Federal overreach is occurring in schools, but it’s in the mandated reporting and ever more prescriptive requirements, not in the SBAC/PARC tests or the Common Core. This overreach is a fixed aspect of the money. The punitive excesses of No Child Left Behind were unprecedented and unreasonable, but it isn’t realistic to expect federal help without strings. It also comes with the danger of pressure to use certain services and products that financially enrich entities with connections to the seat of power. The most practical relief from federal meddling would come from a prudent (gradual) wind down of these funds.
I am for education reform, but this is what it means: Every school, whether innovative or traditional, needs an improvement process with the following goals or characteristics: a culture of high expectations that includes all constituents, means to ensure intrinsic motivation of teachers and students, opportunities for teachers to learn from colleagues and work as teams, and clearer feedback for students and parents. To these ends a variety of potentially positive changes are happening, including: magnet and charter schools, flexible schedules, more student choice, more college courses available at high schools, on-line and blended classes, standards-based grading, authentic assessments, project-based learning, etc. This is what education reform should be about.

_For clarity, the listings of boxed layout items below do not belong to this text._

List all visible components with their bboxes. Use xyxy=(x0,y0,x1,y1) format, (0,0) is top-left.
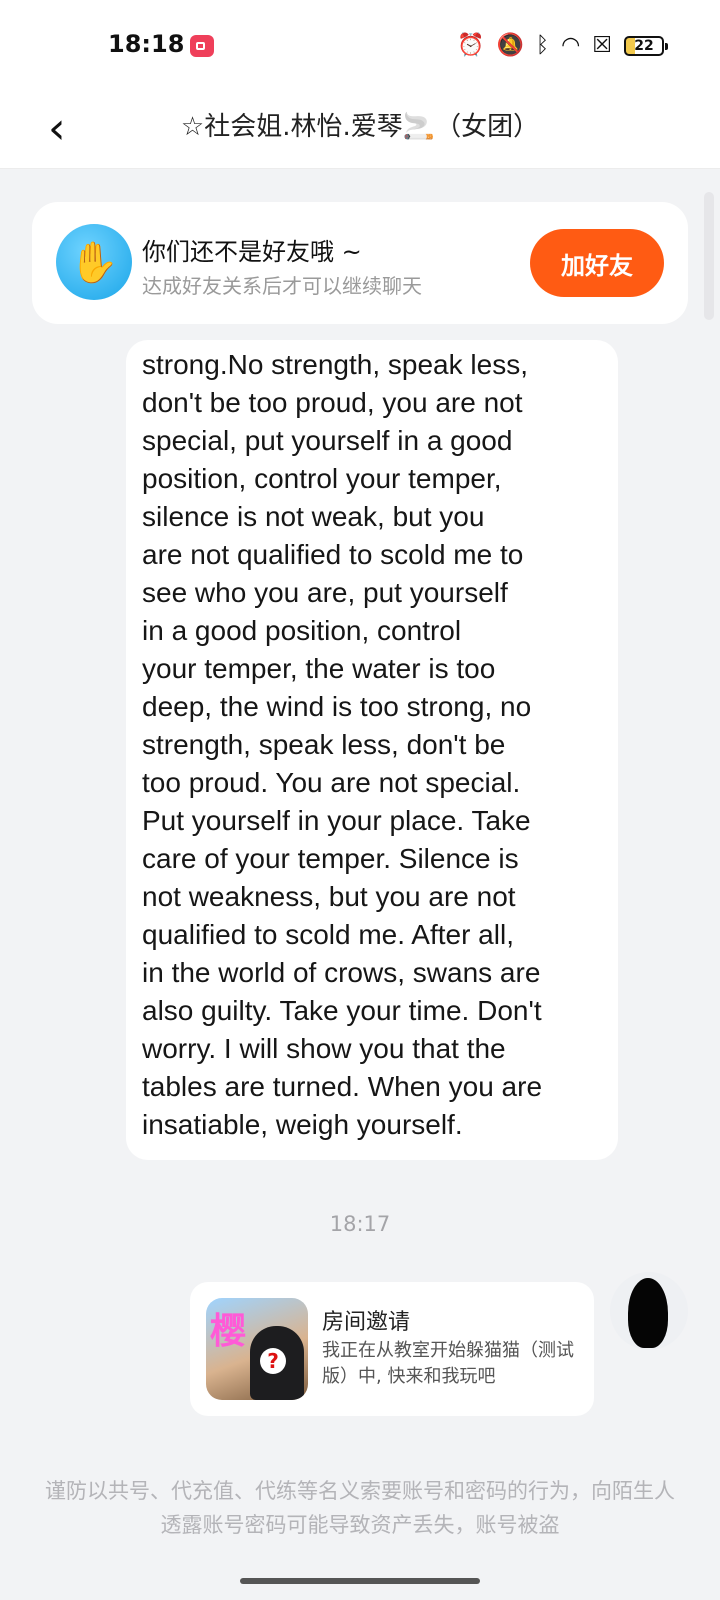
game-icon-text: 樱 xyxy=(210,1311,247,1352)
invite-description: 我正在从教室开始躲猫猫（测试版）中, 快来和我玩吧 xyxy=(322,1340,574,1387)
avatar[interactable] xyxy=(610,1272,688,1350)
home-indicator[interactable] xyxy=(240,1578,480,1584)
security-notice: 谨防以共号、代充值、代练等名义索要账号和密码的行为，向陌生人透露账号密码可能导致… xyxy=(45,1479,675,1537)
status-icons: ⏰ 🔕 ᛒ ◠ ☒ 22 xyxy=(457,30,668,62)
wave-hand-icon: ✋ xyxy=(56,224,132,300)
banner-title: 你们还不是好友哦 ~ xyxy=(142,238,362,266)
message-timestamp: 18:17 xyxy=(329,1212,391,1236)
chat-header: ‹ ☆社会姐.林怡.爱琴🚬（女团） xyxy=(0,92,720,169)
message-bubble[interactable]: strong.No strength, speak less, don't be… xyxy=(126,340,618,1160)
add-friend-button[interactable]: 加好友 xyxy=(530,229,664,297)
silhouette-avatar-icon xyxy=(628,1278,668,1348)
question-mark-icon: ? xyxy=(260,1348,286,1374)
alarm-icon: ⏰ xyxy=(457,33,485,58)
banner-subtitle: 达成好友关系后才可以继续聊天 xyxy=(142,274,422,298)
no-sim-icon: ☒ xyxy=(592,33,612,58)
mute-icon: 🔕 xyxy=(496,33,524,58)
scrollbar[interactable] xyxy=(704,192,714,320)
battery-icon: 22 xyxy=(624,36,668,56)
invite-title: 房间邀请 xyxy=(322,1310,411,1335)
status-time: 18:18 xyxy=(108,30,185,58)
screen-record-icon xyxy=(190,35,214,57)
chevron-left-icon[interactable]: ‹ xyxy=(48,104,88,154)
status-bar: 18:18 ⏰ 🔕 ᛒ ◠ ☒ 22 xyxy=(0,0,720,92)
bluetooth-icon: ᛒ xyxy=(535,33,550,58)
friend-request-banner: ✋ 你们还不是好友哦 ~ 达成好友关系后才可以继续聊天 加好友 xyxy=(32,202,688,324)
chat-title: ☆社会姐.林怡.爱琴🚬（女团） xyxy=(180,112,540,142)
message-text: strong.No strength, speak less, don't be… xyxy=(142,349,543,1140)
wifi-icon: ◠ xyxy=(561,33,581,58)
game-thumbnail: 樱 ? xyxy=(206,1298,308,1400)
room-invite-card[interactable]: 樱 ? 房间邀请 我正在从教室开始躲猫猫（测试版）中, 快来和我玩吧 xyxy=(190,1282,594,1416)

I’m all for “stopping the madness” of shame and blame politics, but there are those (including some educators) who would use that sentiment to halt the process of reform altogether. Buying into the status quo would be a mistake, but it also isn’t realistic. We can argue about which changes make sense, but the “standards movement” or “proficiency movement” and many other changes underway can be very positive, to the extent they can be divorced from a destructive focus on punitive state level approaches to accountability.